Xbox One
A scene from the Xbox One "Call of Duty: Advanced Warfare" game is demonstrated during the Xbox E3 Media Briefing at the University of Southern California's Galen Center in Los Angeles, California. Reuters

The Xbox One price drop by Microsoft Corp. (NASDAQ:MSFT) may prove to be the saving grace needed to boost sales of the console.

The Redmond, Washington, tech giant announced Wednesday that Xbox One console sales in June have doubled, an encouraging sign for the Microsoft device, which has been struggling to keep up with its rival, Sony Corp.’s (NYSE:SNE) PlayStation 4.

"Over the past month, we’ve seen a strong spike in interest in our Xbox One console options, including the new $399 offering, and the amazing lineup of games announced during E3," Microsoft said.

For months the Xbox One has been continually outpaced by the PlayStation 4 as gamers continued to flock to the PS4, particularly for its previously lower $399 price point.

Microsoft Vice President Phil Harrison acknowledged this in a recent interview with Edge:

"Hats off to Sony, they've had a great start; they have been in more countries and -- to date, at least -- at a lower price. We have announced a new Xbox One at a lower price; we go to 29 new countries starting in September."

The Xbox One had a rough start when it was unveiled in 2013, receiving criticism from prospective buyers due to its higher $499 price point, a price blamed on the mandatory inclusion of the Kinect motion sensing device. Fans also responded unfavorably to an always-on Internet requirement for the Xbox One, which was quickly reversed by Microsoft.

Nearly a year after the Xbox One's debut at the 2013 Electronic Entertainment Expo, Microsoft has reversed many of its original positions, including offering the Xbox One sans-Kinect and lifting the Xbox Gold requirement to use streaming entertainment apps on the console.

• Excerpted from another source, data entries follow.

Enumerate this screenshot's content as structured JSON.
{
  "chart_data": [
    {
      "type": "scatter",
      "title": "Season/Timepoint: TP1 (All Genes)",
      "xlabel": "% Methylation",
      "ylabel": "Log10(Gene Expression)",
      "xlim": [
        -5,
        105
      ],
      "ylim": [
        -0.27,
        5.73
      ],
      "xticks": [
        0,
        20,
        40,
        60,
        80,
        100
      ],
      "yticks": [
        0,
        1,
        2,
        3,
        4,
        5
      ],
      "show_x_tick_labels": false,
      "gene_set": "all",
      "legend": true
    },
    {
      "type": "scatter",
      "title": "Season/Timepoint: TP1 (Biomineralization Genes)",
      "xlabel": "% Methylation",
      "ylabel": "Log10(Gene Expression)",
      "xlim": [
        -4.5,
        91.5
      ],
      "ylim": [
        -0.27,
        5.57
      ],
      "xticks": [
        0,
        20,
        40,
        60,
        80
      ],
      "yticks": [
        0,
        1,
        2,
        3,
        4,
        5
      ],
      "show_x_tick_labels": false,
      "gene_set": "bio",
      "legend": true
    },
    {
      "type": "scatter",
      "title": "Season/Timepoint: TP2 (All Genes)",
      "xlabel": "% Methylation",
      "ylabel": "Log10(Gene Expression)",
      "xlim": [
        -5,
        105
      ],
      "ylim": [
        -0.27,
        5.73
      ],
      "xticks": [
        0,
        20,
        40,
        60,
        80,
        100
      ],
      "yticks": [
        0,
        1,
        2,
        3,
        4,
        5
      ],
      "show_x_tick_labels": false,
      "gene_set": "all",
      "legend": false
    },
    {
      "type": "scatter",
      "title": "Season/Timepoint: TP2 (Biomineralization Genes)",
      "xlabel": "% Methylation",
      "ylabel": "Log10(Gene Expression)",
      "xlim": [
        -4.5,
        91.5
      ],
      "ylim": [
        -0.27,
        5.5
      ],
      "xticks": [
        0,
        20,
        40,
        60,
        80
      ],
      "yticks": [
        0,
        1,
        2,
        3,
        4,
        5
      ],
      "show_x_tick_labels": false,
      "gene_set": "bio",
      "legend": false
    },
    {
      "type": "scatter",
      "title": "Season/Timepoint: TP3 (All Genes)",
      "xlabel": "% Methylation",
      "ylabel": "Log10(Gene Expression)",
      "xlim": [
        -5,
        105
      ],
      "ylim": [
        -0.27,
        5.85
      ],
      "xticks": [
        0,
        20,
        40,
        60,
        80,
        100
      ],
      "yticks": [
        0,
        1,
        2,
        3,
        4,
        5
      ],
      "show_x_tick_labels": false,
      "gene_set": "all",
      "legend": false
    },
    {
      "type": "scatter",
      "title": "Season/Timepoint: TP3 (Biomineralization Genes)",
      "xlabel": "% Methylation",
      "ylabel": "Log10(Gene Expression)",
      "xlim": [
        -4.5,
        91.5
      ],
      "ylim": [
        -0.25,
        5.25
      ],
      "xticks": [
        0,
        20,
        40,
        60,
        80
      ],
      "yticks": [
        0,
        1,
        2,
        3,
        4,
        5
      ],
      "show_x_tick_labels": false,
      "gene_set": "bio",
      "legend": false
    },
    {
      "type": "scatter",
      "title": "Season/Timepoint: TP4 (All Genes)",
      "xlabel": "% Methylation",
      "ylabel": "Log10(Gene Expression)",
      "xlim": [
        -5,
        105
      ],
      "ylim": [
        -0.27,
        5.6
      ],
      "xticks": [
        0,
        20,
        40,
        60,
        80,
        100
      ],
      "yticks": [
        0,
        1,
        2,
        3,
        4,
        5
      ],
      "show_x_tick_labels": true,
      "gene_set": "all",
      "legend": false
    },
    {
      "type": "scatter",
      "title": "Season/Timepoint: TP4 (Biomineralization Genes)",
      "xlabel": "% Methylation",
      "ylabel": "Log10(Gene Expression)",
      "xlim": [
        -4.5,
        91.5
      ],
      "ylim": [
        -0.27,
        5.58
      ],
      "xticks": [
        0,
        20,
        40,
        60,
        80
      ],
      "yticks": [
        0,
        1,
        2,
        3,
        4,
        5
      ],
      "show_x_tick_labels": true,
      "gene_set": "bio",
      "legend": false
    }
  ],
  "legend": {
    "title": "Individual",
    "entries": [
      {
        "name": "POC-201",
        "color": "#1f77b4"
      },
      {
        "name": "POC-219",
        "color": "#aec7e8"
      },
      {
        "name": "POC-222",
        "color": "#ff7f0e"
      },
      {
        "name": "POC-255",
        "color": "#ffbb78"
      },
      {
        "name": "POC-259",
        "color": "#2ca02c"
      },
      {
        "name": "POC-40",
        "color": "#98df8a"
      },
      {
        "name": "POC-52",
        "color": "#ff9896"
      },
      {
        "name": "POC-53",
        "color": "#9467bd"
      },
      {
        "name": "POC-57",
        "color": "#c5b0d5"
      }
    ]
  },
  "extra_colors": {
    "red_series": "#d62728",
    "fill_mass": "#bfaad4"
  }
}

It’s too early to tell whether the price drop will be enough to sway the console battle in its favor. But in the meantime the Xbox One has an uphill climb. Sony is said to have sold upwards of 9 million consoles compared to the 5 million sold by the Xbox One.

Microsoft as a whole has had other issues to deal with as well, namely the 18,000 jobs that it plans to cut in the coming months.